Blessed to see so much, so far
Published 5:08 pm Thursday, November 19, 2020
I have a birthday coming next week.
In four days, I will attain an age I thought in my teens I would never reach. I will be 70.
When I was 17, 18, the prospect of reaching 70 seemed insane; 40 was old and 50 was downright ancient. Right now, 50 looks pretty good and 40 even better. It seems now like I bypassed 40 and 50, touched on 60 and suddenly the Big 7-0 is staring me in the face.
I guess I should have known my advanced age was coming; the signs were all over. I was beginning to slow down; the kid who could run a flight of high hurdles in less than 15 seconds (yeah, I really did) has long retired and might be able to run the same distance in 15 minutes. That lean body I had as a teen that was built for speed is now built for comfort.
There are those little twinges — those aches and pains from the aging joints that creak and groan as I move.
Several years ago, I developed “paw-paw’s disease,” the condition that arises when one kicks back in a recliner and falls asleep. I tend to let things slip my mind, although my wife said that condition was in effect when I was much younger.

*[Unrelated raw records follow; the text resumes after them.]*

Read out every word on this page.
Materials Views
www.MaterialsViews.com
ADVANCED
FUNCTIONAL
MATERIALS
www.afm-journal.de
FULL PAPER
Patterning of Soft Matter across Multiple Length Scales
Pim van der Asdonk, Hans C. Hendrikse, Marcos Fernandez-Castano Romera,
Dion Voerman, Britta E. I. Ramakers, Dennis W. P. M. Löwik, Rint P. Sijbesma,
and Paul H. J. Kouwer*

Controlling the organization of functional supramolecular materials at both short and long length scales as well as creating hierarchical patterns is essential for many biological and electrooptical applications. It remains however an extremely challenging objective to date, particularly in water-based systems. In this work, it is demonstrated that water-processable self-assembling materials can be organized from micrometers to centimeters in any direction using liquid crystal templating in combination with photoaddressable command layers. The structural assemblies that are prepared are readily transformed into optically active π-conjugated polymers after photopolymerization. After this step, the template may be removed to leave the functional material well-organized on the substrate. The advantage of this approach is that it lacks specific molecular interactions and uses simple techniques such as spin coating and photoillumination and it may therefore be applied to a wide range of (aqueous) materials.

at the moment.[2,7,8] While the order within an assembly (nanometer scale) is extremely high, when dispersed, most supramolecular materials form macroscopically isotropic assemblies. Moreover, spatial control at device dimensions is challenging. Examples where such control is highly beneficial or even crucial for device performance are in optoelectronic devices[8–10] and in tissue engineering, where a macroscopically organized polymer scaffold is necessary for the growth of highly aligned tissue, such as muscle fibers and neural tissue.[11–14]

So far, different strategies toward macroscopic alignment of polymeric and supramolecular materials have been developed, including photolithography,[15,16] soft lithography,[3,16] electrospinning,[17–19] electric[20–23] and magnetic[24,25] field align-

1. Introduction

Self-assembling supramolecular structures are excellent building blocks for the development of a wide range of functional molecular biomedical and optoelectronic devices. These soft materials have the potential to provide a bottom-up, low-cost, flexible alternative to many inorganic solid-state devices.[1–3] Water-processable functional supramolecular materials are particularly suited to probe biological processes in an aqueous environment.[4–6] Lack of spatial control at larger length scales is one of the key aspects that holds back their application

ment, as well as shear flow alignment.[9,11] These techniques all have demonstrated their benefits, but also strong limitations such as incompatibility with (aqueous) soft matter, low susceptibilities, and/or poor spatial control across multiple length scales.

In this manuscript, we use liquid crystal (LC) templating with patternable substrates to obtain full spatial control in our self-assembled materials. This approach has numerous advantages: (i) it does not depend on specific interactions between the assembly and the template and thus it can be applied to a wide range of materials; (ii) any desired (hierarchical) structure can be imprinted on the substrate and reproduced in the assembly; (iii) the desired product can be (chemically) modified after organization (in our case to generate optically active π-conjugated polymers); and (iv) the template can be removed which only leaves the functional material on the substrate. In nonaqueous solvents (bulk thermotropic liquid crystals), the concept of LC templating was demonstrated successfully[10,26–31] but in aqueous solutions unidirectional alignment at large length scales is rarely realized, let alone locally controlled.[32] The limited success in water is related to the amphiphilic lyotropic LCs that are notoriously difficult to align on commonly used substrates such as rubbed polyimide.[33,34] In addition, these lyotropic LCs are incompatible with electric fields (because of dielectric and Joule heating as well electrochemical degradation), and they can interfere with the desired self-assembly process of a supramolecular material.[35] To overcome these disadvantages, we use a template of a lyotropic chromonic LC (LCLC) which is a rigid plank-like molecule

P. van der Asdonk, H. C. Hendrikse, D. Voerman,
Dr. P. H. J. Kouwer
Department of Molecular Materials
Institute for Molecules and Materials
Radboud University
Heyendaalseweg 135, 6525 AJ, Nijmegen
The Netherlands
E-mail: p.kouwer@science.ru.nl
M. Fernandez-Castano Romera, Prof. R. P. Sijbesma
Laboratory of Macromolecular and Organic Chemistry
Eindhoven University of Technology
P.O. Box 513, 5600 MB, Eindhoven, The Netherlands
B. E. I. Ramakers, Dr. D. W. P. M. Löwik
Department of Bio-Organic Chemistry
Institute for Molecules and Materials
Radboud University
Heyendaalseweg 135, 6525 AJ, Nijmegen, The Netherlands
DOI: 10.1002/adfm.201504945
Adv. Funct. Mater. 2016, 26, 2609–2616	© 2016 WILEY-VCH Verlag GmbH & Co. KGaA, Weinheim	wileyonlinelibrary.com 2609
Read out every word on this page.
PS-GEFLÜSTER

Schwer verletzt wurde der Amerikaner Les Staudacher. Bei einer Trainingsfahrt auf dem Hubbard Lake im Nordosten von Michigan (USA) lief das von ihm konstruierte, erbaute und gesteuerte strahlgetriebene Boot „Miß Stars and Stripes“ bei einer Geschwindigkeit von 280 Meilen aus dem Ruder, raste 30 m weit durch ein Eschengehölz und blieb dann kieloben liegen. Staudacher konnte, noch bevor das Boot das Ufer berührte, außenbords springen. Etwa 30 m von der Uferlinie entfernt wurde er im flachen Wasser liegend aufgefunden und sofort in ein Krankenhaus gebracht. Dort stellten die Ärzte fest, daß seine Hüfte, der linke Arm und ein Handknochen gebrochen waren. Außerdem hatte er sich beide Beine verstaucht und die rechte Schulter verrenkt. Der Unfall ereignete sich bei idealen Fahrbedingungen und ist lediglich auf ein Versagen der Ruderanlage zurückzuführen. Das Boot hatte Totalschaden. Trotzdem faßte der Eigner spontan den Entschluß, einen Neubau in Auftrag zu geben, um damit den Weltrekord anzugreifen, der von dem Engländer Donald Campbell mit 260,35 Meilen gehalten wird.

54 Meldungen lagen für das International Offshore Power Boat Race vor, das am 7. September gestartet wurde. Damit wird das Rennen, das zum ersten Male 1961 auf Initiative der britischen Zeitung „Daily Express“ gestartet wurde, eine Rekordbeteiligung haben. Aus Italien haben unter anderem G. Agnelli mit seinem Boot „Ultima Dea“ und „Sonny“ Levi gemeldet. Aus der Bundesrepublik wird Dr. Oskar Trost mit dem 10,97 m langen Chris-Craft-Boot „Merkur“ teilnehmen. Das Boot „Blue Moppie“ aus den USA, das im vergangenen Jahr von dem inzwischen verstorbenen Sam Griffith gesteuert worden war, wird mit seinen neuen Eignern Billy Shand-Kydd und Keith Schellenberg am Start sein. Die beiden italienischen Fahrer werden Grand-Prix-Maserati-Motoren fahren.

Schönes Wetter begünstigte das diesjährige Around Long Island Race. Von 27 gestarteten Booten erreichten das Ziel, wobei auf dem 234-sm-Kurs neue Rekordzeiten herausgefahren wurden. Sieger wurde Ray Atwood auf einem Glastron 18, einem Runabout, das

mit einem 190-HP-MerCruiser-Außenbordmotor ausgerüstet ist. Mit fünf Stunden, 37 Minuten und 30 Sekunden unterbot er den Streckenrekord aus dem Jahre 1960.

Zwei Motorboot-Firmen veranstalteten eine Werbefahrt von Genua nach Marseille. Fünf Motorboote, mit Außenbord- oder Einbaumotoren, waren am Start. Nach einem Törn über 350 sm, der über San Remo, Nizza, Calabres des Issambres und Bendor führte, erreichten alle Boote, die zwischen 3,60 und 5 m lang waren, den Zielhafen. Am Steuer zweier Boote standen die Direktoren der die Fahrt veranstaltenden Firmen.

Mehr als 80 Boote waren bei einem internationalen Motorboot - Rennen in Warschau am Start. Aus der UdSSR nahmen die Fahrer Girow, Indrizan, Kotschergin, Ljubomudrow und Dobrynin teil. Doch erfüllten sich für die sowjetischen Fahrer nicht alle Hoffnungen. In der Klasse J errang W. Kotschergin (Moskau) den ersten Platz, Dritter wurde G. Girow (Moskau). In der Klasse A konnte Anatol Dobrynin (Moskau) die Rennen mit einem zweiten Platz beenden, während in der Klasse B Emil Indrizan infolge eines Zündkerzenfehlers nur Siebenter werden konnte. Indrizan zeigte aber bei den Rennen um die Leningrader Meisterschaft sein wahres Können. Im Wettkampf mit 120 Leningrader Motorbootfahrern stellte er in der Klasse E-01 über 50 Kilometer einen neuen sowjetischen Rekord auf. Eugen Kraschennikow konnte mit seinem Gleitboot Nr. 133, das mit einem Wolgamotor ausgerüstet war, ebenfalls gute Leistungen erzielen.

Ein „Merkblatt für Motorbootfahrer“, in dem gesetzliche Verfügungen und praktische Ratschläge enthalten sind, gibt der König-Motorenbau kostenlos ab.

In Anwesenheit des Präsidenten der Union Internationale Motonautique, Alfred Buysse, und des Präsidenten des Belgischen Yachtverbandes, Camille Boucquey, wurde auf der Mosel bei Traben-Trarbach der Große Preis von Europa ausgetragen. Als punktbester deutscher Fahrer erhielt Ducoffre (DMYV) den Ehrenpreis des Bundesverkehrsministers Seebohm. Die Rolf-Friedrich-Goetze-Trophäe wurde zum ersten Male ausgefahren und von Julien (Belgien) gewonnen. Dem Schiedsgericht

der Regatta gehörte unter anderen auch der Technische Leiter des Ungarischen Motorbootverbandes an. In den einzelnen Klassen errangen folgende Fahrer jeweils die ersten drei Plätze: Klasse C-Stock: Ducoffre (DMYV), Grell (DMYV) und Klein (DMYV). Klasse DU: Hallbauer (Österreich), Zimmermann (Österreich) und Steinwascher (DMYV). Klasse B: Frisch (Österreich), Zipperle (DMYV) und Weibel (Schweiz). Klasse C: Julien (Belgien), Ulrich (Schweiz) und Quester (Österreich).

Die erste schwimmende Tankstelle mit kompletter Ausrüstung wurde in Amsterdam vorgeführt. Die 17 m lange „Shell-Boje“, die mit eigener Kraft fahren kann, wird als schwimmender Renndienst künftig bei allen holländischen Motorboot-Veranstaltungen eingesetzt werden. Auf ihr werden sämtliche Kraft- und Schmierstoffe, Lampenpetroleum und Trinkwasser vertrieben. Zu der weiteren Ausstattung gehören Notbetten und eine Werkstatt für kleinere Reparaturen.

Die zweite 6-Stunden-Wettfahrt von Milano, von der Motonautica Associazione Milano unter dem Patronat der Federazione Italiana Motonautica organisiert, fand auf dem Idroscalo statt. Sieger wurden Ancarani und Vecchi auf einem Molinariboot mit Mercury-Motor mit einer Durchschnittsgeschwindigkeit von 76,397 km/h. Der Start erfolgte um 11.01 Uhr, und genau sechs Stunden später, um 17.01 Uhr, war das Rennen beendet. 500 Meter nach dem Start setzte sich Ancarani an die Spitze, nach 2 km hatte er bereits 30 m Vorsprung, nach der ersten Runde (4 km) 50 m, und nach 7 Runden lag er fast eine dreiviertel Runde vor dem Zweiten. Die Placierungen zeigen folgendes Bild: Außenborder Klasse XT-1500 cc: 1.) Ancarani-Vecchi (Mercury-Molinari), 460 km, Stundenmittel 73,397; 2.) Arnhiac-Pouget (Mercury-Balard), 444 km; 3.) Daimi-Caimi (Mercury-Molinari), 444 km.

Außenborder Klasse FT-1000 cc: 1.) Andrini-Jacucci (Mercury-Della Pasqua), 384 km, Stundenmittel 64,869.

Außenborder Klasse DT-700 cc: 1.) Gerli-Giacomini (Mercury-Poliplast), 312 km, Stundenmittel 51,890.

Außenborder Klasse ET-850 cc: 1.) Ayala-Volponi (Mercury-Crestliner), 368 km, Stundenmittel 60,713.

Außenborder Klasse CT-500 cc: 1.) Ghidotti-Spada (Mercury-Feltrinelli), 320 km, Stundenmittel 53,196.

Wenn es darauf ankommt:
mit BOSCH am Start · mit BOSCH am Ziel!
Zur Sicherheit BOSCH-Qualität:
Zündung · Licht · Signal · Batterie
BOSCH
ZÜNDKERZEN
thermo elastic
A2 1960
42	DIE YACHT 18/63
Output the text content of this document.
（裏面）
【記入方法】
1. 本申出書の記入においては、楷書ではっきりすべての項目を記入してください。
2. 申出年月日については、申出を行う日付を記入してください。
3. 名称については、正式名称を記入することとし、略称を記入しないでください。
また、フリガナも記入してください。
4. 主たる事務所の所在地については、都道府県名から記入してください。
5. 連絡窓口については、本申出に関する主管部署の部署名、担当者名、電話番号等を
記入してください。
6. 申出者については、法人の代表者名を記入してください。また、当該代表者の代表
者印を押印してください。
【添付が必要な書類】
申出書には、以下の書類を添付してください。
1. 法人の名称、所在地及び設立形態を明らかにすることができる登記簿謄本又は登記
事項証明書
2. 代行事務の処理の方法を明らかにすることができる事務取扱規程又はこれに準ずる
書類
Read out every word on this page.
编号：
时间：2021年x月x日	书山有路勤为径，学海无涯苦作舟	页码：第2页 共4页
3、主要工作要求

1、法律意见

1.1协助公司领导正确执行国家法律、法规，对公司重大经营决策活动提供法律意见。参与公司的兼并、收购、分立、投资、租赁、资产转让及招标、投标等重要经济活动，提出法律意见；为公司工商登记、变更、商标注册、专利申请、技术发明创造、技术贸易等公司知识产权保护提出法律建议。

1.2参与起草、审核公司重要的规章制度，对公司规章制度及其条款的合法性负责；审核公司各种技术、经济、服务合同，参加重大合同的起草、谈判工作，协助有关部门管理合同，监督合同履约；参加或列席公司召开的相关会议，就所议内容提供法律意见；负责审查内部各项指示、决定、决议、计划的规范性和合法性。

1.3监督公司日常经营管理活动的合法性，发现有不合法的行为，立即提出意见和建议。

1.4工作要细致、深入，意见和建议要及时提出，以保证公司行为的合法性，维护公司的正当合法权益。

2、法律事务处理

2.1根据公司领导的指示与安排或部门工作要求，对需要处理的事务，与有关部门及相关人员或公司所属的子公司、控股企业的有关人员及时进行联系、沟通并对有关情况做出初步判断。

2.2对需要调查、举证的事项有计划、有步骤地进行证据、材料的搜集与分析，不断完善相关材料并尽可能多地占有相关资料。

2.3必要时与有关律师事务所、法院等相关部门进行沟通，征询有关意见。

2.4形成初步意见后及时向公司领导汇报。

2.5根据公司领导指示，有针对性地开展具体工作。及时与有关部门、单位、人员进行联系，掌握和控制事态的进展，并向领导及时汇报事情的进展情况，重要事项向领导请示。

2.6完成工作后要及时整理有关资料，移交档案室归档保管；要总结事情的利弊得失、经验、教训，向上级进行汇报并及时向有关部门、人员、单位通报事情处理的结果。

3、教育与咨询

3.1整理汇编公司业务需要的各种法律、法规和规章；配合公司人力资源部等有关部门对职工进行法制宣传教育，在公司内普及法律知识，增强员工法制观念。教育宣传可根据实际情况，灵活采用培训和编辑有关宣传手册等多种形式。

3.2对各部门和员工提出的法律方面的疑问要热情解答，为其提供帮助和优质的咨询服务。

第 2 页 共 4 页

My hair slowly changed from brown to a multicolored salt-and-pepper look and is now just becoming gray and distinguished. I guess I should be thankful I haven’t had the fate of some of my high school friends who are now bald.
Last year I applied for Social Security and Medicare.
I guess the one thing that has allowed me to make it this far is that I, like many Baby Boomers, have benefited from advances in medicine and health care that allow us in many cases to live longer than our parents (my mother died at 95 and my father at 60).
When I sit back and look at the seven decades I’ve lived, I realize I’ve seen a lot of history.
Through the years there have been wars in Vietnam and the Middle East. There have been American incursions in Panama and on St. Georges Island. There was Korea, but I was still trying to figure out whether I liked strained carrots and how to cope with a new world while Korea was going on; I had to read about it later.
I and the rest of my Baby Boomer cohorts watched the U.S. send a man into space, put men on the moon and man a space station. We watched presidential elections, saw President John F. Kennedy assassinated, Ronald Reagan shot and two failed attempts on Gerald Ford.
We had Woodstock, Mardi Gras and spring break.
So as I sit looking ahead to reaching the next milestone in life, I’m ready to face it head-on and move ahead. I don’t know what’s ahead, but I’ll face it with the same attitude I’ve had since Hurricane Katrina — adjust and adapt.
I’ve witnessed a lot and I’ll see a lot more. The next 30 years will be interesting.